Sunday, March 11, 2007

On Iran

Iran is another place that will disappoint the smash and burn crowd.
News reports out of Iran indicate that the economy is in shambles, with unemployment and inflation the major worries. Think of it. The economy of one of the world’s major oil producers is in shambles. Will the failures of the country's economy force the mullahs to rein in their out of control president?

Ahmadinejad challenged for control of Iran's economy


The best way to deal with Iran may be constant, unrelenting economic pressure. The question is whether the west has staying power, and whether Russia and China see a defanged Iran to be in their interest.

Western culture took deep root during the time of the Shah and even though it hasn’t been obvious in the climate of cultural revolution, it still exists. (The Communist Chinese regime underwent tremendous cultural repression under Mao Tse Tung and now western influences are found in all major Chinese cities. Things do change!)

Recently, women were arrested for demonstrating for their rights,
Iranian Women Are Arrested After Protests Outside Court

What is important to realize is that after the Iranian revolution, such a demonstration would have been impossible.

Further, please take a look at an important report from Lara Secor of the New York Times in the January 28, 2007 magazine section entitled "Whose Iran" (It's quite long and a fee access item, so take the 14 day free trial to log in and read the piece in its entirety). But let me quote from its concluding paragraphs:

Iran is not a poor country. It is highly urbanized and modern, with a sizable middle class. Oil revenues, which Iran has in abundance, should be channeling plenty of hard currency into the state's coffers, and in fact the economy's overall rate of growth is healthy and rising. But as Parvin Alizadeh, an economist at London Metropolitan University, explained to me, what ultimately matters is how the state spends its influx of wealth. The Iranian government has tried to create jobs swiftly and pacify the people by spending the oil money on new government-run projects. But these projects are not only overmanned and inefficient, like much of the country's bloated and technologically backward public sector; they also increase the demand for consumer goods and services, driving up inflation.
Ahmadinejad has continued this trend. He has generated considerable personal good will in poorer communities, but hardly anyone I asked could honestly say that their lives had gotten better during his presidency. He fought to lower interest rates, which drove up lending, leading to inflation and capital flight. The government cannot risk infuriating the public with the austerity measures that would be required in order to solve its deep-rooted economic problems. But as long as its short-term fixes continue to fail, the government will go on being unpopular. The last two presidents have lost their constituencies over this issue. And so officials seek to distract people from their economic woes with ideological posturing and anti-Western rhetoric.
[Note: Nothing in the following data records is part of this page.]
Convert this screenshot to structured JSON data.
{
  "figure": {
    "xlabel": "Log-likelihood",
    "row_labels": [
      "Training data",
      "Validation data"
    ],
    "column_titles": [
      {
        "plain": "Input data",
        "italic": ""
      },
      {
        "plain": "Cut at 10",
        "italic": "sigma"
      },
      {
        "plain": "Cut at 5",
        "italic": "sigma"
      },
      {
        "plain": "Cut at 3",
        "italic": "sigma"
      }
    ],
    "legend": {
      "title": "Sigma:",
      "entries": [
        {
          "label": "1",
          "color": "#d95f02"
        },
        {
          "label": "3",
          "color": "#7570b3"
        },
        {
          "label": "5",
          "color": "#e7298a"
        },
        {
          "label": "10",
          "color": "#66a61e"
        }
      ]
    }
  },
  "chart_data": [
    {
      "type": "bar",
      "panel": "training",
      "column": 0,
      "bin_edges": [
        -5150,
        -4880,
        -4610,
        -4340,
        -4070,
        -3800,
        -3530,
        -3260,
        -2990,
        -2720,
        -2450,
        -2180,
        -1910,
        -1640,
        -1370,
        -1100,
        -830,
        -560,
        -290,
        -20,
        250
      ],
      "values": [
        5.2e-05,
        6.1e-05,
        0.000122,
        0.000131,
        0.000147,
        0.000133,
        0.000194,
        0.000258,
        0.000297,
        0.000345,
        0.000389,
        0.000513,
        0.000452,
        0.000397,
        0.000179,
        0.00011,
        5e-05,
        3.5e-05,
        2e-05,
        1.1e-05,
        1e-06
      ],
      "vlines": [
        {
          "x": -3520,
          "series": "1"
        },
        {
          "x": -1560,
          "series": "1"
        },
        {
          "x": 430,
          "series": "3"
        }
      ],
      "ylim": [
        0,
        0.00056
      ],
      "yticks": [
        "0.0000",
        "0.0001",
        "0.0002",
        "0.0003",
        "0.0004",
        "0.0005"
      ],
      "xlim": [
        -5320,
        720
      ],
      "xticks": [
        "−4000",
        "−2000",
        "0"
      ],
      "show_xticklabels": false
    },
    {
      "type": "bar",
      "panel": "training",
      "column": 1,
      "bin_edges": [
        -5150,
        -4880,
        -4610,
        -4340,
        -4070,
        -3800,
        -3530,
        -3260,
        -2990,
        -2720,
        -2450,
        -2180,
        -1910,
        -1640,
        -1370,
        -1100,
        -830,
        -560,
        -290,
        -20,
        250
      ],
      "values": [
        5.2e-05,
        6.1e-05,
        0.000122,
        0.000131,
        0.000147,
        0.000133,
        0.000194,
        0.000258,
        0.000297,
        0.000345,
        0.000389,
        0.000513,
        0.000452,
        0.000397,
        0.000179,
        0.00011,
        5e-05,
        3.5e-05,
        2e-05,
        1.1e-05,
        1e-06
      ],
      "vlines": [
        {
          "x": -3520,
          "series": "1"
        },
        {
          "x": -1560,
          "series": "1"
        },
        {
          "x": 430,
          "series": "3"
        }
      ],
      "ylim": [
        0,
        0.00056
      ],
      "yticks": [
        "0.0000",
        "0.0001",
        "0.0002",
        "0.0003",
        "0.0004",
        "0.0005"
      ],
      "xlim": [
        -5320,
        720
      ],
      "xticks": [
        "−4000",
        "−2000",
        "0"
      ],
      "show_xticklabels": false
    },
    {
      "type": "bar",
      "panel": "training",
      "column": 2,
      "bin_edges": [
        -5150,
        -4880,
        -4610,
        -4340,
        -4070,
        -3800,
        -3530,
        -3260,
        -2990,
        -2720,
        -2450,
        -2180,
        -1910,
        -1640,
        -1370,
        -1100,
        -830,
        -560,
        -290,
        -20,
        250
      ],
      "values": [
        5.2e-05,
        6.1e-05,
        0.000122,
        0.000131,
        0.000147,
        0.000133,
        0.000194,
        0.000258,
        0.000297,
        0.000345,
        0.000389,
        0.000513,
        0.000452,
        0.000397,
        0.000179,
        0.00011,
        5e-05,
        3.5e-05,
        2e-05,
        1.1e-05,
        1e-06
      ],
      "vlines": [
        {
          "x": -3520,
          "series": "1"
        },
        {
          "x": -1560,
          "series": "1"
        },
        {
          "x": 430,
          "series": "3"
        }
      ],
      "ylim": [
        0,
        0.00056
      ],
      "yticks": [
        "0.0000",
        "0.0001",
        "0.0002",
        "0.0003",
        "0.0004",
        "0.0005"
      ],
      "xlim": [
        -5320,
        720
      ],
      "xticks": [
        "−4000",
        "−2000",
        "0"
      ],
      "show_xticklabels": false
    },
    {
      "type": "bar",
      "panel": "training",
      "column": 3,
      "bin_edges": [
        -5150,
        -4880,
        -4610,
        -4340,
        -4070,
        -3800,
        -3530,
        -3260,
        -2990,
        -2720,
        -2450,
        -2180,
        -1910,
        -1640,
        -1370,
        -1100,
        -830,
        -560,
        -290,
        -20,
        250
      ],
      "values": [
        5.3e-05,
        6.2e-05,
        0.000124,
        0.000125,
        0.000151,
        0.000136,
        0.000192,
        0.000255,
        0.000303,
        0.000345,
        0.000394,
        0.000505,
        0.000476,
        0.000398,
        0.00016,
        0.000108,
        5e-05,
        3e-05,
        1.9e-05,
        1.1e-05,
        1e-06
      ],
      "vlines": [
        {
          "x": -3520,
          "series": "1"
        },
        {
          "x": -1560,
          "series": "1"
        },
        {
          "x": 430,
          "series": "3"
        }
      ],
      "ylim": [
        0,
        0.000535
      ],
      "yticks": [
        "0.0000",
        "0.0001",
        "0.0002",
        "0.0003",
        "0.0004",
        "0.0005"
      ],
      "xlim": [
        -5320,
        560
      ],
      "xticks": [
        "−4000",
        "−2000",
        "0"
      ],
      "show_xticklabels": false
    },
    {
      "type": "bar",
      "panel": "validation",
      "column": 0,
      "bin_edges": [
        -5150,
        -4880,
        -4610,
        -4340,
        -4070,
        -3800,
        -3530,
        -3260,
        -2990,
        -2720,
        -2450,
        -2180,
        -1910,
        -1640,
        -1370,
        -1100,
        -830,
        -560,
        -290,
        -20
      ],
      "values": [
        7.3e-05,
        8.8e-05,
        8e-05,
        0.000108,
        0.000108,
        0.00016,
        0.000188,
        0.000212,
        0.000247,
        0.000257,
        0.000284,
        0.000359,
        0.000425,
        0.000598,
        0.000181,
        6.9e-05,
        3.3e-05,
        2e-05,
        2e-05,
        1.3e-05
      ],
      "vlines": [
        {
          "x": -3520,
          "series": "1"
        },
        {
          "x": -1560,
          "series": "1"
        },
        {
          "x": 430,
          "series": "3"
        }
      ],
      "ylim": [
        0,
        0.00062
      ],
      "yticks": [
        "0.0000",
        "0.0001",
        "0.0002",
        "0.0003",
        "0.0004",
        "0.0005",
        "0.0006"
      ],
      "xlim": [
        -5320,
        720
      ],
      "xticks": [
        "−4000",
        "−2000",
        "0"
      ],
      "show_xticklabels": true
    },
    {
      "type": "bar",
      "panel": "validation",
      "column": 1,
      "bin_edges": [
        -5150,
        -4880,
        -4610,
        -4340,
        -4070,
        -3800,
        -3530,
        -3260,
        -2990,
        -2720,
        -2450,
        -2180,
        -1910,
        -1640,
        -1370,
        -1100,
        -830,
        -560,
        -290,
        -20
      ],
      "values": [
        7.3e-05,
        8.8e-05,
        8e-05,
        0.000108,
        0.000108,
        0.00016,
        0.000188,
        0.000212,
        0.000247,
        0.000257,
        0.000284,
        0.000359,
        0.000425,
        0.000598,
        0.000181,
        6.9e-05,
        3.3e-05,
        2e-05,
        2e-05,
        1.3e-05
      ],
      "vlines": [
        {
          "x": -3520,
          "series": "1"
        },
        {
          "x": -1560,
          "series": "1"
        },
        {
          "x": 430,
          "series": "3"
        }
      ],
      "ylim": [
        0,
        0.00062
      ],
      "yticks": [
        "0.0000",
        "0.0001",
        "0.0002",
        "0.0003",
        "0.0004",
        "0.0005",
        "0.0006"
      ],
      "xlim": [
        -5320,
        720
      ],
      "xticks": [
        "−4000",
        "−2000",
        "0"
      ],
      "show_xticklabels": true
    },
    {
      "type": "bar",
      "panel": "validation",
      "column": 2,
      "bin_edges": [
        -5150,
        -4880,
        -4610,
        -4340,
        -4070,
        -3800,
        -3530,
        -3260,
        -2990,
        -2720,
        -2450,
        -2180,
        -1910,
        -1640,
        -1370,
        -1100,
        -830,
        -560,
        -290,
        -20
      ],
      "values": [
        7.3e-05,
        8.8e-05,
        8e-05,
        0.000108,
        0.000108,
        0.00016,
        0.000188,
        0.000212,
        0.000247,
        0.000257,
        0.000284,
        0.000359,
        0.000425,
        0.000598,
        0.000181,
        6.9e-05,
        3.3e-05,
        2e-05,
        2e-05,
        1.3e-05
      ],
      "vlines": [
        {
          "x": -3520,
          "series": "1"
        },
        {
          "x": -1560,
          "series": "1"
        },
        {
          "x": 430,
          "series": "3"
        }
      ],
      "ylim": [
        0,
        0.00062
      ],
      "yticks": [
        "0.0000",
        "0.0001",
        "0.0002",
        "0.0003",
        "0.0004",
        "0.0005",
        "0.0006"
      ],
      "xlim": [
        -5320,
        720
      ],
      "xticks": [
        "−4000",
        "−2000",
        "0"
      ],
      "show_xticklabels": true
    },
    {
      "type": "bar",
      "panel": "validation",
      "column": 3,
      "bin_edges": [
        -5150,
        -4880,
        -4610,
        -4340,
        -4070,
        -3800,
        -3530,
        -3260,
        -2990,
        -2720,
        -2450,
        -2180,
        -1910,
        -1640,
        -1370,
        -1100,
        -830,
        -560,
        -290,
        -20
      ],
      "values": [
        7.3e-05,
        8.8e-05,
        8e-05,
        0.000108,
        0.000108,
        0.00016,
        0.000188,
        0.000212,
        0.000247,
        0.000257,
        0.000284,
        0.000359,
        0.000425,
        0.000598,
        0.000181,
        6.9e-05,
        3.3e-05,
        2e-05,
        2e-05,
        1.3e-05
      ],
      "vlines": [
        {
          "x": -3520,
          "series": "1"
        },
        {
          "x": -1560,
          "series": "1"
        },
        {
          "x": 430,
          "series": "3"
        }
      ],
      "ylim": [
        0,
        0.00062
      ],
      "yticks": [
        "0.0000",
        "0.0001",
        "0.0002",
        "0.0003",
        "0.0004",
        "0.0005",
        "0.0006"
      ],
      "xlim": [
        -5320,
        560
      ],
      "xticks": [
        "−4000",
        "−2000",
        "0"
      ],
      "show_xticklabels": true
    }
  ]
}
Not only has this lost its cachet with much of the Iranian public, it also serves to compound Iran's economic problems by blackening its image abroad. ''Iran has not sorted out its basic problem, which is to be accepted in the international community as a respectable government,'' Alizadeh said. ''Investors do not take it seriously. This is a political crisis, not an economic crisis.''
For a Western traveler in Iran these days, it is hard to avoid a feeling of cognitive dissonance. From a distance, the Islamic republic appears to be at its zenith. But from the street level, Iran's grand revolutionary experiment is beset with fragility. The state is in a sense defined by its contradictions, both constitutional and economic. It cannot be truly stable until it resolves them, and yet if it tries to do so, it may not survive.